Researchers at MIT, who in 2017 designed a tiny computer chip called “Navion” to help honeybee-sized drones navigate, have now shrunk the chip design even further, both in size and power consumption. Navion is just 20 square millimeters in size and consumes just 24 milliwatts of power. However, the Navion chip is still able to process in real-time camera images at up to 171 frames per second, as well as inertial measurements, both of which it uses to determine where it is in space.
The researchers say Navion can be integrated into nanodrones to help them navigate, particularly in remote or inaccessible places where GPS data is unavailable. The chip design can also be run on any small robot or device that needs to navigate over long stretches of time on a limited power supply.
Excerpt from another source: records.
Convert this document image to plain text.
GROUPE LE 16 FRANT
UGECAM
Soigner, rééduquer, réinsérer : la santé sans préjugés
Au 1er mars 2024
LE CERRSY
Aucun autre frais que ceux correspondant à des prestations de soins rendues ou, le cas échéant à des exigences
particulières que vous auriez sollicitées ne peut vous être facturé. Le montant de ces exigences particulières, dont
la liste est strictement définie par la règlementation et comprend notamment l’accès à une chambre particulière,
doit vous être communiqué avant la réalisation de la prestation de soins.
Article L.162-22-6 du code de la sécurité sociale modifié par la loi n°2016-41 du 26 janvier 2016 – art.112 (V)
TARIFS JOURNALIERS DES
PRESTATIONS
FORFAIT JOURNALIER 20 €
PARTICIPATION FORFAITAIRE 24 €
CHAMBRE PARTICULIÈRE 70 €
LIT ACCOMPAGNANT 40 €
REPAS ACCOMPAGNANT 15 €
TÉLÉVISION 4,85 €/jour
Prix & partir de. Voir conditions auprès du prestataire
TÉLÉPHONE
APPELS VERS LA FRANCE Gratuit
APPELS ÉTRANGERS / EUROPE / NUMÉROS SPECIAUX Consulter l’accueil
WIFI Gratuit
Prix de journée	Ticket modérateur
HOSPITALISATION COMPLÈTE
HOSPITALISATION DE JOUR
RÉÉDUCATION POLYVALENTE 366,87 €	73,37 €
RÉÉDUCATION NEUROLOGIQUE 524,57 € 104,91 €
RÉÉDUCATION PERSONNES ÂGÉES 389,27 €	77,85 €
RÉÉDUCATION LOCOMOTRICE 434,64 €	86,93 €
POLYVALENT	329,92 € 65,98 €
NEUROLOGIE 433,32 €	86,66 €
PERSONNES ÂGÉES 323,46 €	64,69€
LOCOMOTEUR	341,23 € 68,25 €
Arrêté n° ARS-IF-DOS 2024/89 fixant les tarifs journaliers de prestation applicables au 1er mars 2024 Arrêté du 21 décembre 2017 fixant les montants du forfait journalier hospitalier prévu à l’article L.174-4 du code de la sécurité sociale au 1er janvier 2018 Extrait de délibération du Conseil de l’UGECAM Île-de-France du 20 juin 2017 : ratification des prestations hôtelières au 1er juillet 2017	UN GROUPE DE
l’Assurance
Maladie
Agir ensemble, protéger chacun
“I can imagine applying this chip to low-energy robotics, like flapping-wing vehicles the size of your fingernail, or lighter-than-air vehicles like weather balloons, that have to go for months on one battery,” says team co-lead Sertac Karaman, a member of the Laboratory for Information and Decision Systems and the Institute for Data, Systems, and Society at MIT. “Or imagine medical devices like a little pill you swallow, that can navigate in an intelligent way on very little battery so it doesn’t overheat in your body. The chips we are building can help with all of these.”
Nation is a flexible chip
In the past few years, multiple research groups have engineered miniature drones small enough to fit in the palm of your hand. Scientists envision that such tiny vehicles can fly around and snap pictures of your surroundings, like mosquito-sized photographers or surveyors, before landing back in your palm, where they can then be easily stored away.
But a palm-sized drone can only carry so much battery power, most of which is used to make its motors fly, leaving very little energy for other essential operations, such as navigation, and, in particular, state estimation, or a robot’s ability to determine where it is in space.
“In traditional robotics, we take existing off-the-shelf computers and implement [state estimation] algorithms on them, because we don’t usually have to worry about power consumption,” Karaman says. “But in every project that requires us to miniaturize low-power applications, we have to now think about the challenges of programming in a very different way.”
In their previous work, Sze and Karaman began to address such issues by combining algorithms and hardware in a single chip. Their initial design was implemented on a field-programmable gate array, or FPGA, a commercial hardware platform that can be configured to a given application. The chip was able to perform state estimation using 2 watts of power, compared to larger, standard drones that typically require 10 to 30 watts to perform the same tasks. Still, the chip’s power consumption was greater than the total amount of power that miniature drones can typically carry, which researchers estimate to be about 100 milliwatts.
Running Navion in the world
To reduce Navion’s power consumption, the group came up with a design to minimize the amount of data – in the form of camera images and inertial measurements — that is stored on the chip at any given time. The design also optimizes the way this data flows across the chip.
“Any of the images we would’ve temporarily stored on the chip, we actually compressed so it required less memory,” says Vivienne Sze, associate professor in MIT’s Department of Electrical Engineering and Computer Science (EECS).
The team also cut down on extraneous operations, such as the computation of zeros, which results in a zero. The researchers found a way to skip those computational steps involving any zeros in the data. “This allowed us to avoid having to process and store all those zeros, so we can cut out a lot of unnecessary storage and compute cycles, which reduces the chip size and power, and increases the processing speed of the chip,” Sze says.
Through their design, the team was able to reduce Navion’s memory from its previous 2 megabytes, to about 0.8 megabytes. The team tested the chip on previously collected datasets generated by drones flying through multiple environments, such as office and warehouse-type spaces.
“While we customized the chip for low power and high speed processing, we also made it sufficiently flexible so that it can adapt to these different environments for additional energy savings,” Sze says. “The key is finding the balance between flexibility and efficiency.” The chip can also be reconfigured to support different cameras and inertial measurement unit (IMU) sensors.
From these tests, the researchers found they were able to bring down Navion’s power consumption from 2 watts to 24 milliwatts, and that this was enough to power the chip to process images at 171 frames per second – a rate that was even faster than what the datasets projected.
The team plans to demonstrate its design by implementing Navion on a miniature race car. While a screen displays an onboard camera’s live video, the researchers also hope to show the chip determining where it is in space, in real-time, as well as the amount of power that it uses to perform this task. Eventually, the team plans to test the chip on an actual drone, and ultimately on a miniature drone.